ANSWER
As per the given question,
THANK YOU FOR THE QUESTION......KINDLY RATE....IT HELPS ME A LOT
Perez Company acquires an ore mine at a cost of $2,380,000. It incurs additional costs of...
Perez Company acquires an ore mine at a cost of $3,080,000. It incurs additional costs of $862,400 to access the mine, which is estimated to hold 2,200,000 tons of ore. 240,000 tons of ore are mined and sold the first year. The estimated value of the land after the ore is removed is $440,000. Calculate the depletion expense from the information given. Cost Salvage Amount Subject to depletion Total units of capacity Depletion per unit Units extracted and sold in...
Perez Company acquires an ore mine at a cost of $1,960,000. It incurs additional costs of $548,800 to access the mine, which is estimated to hold 1,400,000 tons of ore. 200,000 tons of ore are mined and sold the first year. The estimated value of the land after the ore is removed is $280,000. Calculate the depletion expense from the information given 1. & 2. Prepare the entry to record the cost of the ore mine and year-end adjusting entry...
Perez Company acquires an ore mine at a cost of $1,400,000. It incurs additional costs of $400,000 to access the mine, which is estimated to hold 1,000,000 tons of ore 180,000 tons of ore are mined and sold the first year. The estimated value of the land after the ore is removed is $200,000. Calculate the depletion expense from the information given. 1. & 2. Prepare the entry to record the cost of the ore mine and year-end adjusting entry.
Perez Company acquires an ore mine at a cost of $1,400,000. It incurs additional costs of $400,000 to access the mine, which is estimated to hold 1,000,000 tons of ore 180,000 tons of ore are mined and sold the first year. The estimated value of the land after the ore is removed is $200,000. Calculate the depletion expense from the information given. 1. & 2. Prepare the entry to record the cost of the ore mine and year-end adjusting entry.
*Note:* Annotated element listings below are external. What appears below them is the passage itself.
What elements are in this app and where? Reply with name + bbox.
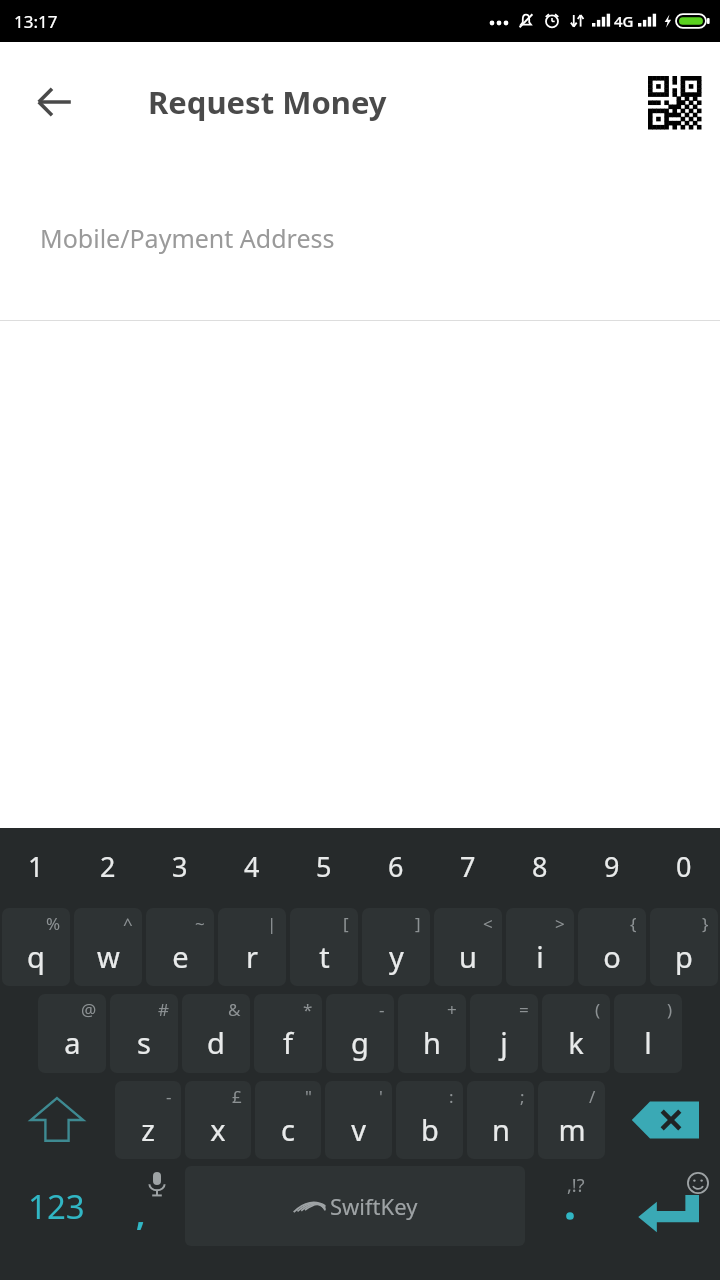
button[interactable]: 5 [288,828,360,904]
staticText: a [64,1023,81,1062]
staticText: t [319,937,330,976]
staticText: 4 [244,848,260,885]
button[interactable]: * [254,994,322,1073]
button[interactable]: 6 [360,828,432,904]
button[interactable]: ) [614,994,682,1073]
staticText: < [483,912,493,935]
button[interactable]: 9 [576,828,648,904]
staticText: v [351,1110,366,1149]
staticText: k [568,1023,584,1062]
staticText: = [519,998,529,1021]
staticText: * [303,998,313,1021]
staticText: q [27,937,45,976]
staticText: w [97,937,120,976]
staticText: 9 [604,848,620,885]
staticText: Request Money [148,81,387,123]
staticText: l [644,1023,652,1062]
staticText: u [459,937,477,976]
staticText: Mobile/Payment Address [40,221,335,255]
button[interactable]: 4 [216,828,288,904]
staticText: r [246,937,258,976]
staticText: h [423,1023,441,1062]
button[interactable]: - [326,994,394,1073]
button[interactable]: { [578,908,646,986]
staticText: 2 [100,848,116,885]
button[interactable]: 7 [432,828,504,904]
button[interactable]: , [113,1163,185,1249]
staticText: { [630,912,637,935]
staticText: 123 [28,1184,85,1229]
button[interactable]: Backspace [607,1077,720,1163]
staticText: p [675,937,693,976]
button[interactable]: ~ [146,908,214,986]
button[interactable]: + [398,994,466,1073]
staticText: ,!? [567,1173,585,1198]
staticText: y [389,937,404,976]
staticText: @ [81,998,97,1021]
staticText: z [141,1110,155,1149]
staticText: - [166,1085,172,1108]
button[interactable]: % [2,908,70,986]
staticText: g [351,1023,369,1062]
staticText: : [449,1085,454,1108]
button[interactable]: 1 [0,828,72,904]
button[interactable]: 8 [504,828,576,904]
staticText: f [283,1023,293,1062]
staticText: [ [343,912,349,935]
staticText: / [589,1085,596,1108]
button[interactable]: & [182,994,250,1073]
button[interactable]: Shift [0,1077,113,1163]
button[interactable]: Enter [615,1163,720,1249]
button[interactable]: ^ [74,908,142,986]
button[interactable]: " [255,1081,321,1159]
button[interactable]: Back [18,66,90,138]
staticText: ) [667,998,673,1021]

Untitled.pngPerez Company acquires an ore mine at a cost of $4,060,000. It incurs additional costs of $1,136,800 to access the mine, which is estimated to hold 2,900,000 tons of ore. 275,000 tons of ore are mined and sold the first year. The estimated value of the land after the ore is removed is $580,000. Calculate the depletion expense from the information given.1. & 2. Prepare the entry to record the cost of the ore mine and year-end adjusting entry.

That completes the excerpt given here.